Tuesday, December 1, 2009

The Laughter of God

Psalm 111:7-8 (NKJV)
7 The works of His hands are verity and justice; All His precepts are sure. 8 They stand fast forever and ever, And are done in truth and uprightness.

Last week we noted that the playfulness of children is something in which our Lord delights. He promised that one day the people of Jerusalem would once again observe boys and girls playing in the streets – and that this would be a good thing. And so we as the body of Christ need to learn from these members in our midst the importance of joy, the value of play, the blessing of laughter.

As we reflect on our need to do so, we should realize that the reason the joy and fun of children brings pleasure to God is that they reveal His own laughter in all His work. God never tires of causing the earth to spin like a top; never tires of flapping the wings of a bird; never tires of causing the grass to sprout from the earth; never tires of sucking water out of the earth through the roots of a tree and turning the nutrients into apples that people can eat. All these works of the Lord reveal His untiring joy and laughter, reveal His delight in all His work, His faithfulness and uprightness.

Listen as Chesterton explains in his book Orthodoxy:

A man [typically]varies his movements because of some slight element of failure or fatigue. He gets into an omnibus because he is tired of walking; or he walks because he is tired of sitting still. But if his life and joy were so gigantic that he never tired of going to Islington, he might go to Islington as regularly as the Thames goes to Sheerness. The very speed and ecstacy of his life would have the stillness of death. The sun rises every morning. I do not rise every morning; but the variation is due not to my activity, but to my inaction. Now, to put the matter in a popular phrase, it might be true that the sun rises regularly because he never gets tired of rising. His routine might be due, not to a lifelessness, but to a rush of life. The thing I mean can be seen, for instance, in children, when they find some game or joke that they specially enjoy. A child kicks his legs rhythmically through excess, not absence, of life. Because children have abounding vitality, because they are in spirit fierce and free, therefore they want things repeated and unchanged. They always say, “Do it again”; and the grown-up person does it again until he is nearly dead. For grown-up people are not strong enough to exult in monotony. But perhaps God is strong enough to exult in monotony. It is possible that God says every morning, “Do it again” to the sun; and every evening, “Do it again” to the moon.
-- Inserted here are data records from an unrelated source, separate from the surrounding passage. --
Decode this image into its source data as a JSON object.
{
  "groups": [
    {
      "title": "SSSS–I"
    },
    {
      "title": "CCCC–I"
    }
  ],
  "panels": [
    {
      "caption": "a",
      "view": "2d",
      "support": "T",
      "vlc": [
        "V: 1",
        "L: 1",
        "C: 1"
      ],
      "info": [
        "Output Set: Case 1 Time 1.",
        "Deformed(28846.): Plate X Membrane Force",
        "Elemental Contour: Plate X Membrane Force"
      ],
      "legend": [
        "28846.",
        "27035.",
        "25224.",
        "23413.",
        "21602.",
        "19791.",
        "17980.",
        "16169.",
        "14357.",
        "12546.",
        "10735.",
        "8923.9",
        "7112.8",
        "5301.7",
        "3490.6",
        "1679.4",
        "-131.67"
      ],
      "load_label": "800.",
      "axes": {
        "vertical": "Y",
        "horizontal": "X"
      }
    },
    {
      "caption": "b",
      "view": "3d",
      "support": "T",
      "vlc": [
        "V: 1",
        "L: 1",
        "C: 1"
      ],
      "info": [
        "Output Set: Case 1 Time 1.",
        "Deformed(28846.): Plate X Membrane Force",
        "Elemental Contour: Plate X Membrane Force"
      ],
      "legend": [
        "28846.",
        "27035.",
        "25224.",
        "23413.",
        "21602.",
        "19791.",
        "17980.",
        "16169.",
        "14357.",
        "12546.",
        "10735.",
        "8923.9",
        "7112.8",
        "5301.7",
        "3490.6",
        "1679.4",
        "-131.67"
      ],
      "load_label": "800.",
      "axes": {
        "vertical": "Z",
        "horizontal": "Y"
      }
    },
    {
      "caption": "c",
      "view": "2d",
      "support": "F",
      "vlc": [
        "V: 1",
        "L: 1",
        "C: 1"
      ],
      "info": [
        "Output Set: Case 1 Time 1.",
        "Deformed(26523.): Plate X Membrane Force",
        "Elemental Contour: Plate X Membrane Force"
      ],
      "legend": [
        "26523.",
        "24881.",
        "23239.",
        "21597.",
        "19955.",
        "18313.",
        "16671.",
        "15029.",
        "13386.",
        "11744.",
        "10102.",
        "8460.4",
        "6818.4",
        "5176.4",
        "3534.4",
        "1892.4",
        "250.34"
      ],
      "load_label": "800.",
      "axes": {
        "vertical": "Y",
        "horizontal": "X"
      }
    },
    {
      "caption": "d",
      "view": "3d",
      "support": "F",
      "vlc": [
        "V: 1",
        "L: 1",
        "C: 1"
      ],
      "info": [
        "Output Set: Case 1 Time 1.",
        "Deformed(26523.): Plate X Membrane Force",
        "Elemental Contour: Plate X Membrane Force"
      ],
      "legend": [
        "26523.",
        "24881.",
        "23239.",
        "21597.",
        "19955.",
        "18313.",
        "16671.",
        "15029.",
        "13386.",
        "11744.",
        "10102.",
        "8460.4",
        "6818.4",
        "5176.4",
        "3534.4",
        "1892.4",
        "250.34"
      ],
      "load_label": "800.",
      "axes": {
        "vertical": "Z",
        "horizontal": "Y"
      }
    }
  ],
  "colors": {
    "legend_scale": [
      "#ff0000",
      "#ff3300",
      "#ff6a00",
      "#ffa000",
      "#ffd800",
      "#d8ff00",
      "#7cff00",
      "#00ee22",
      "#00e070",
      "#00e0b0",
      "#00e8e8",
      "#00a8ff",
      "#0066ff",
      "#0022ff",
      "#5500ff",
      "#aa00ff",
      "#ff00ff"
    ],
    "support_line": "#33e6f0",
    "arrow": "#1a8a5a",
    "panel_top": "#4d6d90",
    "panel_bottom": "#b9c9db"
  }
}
It may not be automatic necessity that makes all daisies alike; it may be that God makes every daisy separately, but has never got tired of making them. it may be that He has the eternal appetite of infancy; for we have sinned and grown old, and our Father is younger than we.
And so reminded that we have sinned and grown old, that we have become bored and complacent with monotony, that we have complained rather than overflowed with thanksgiving, let us kneel and confess our sin.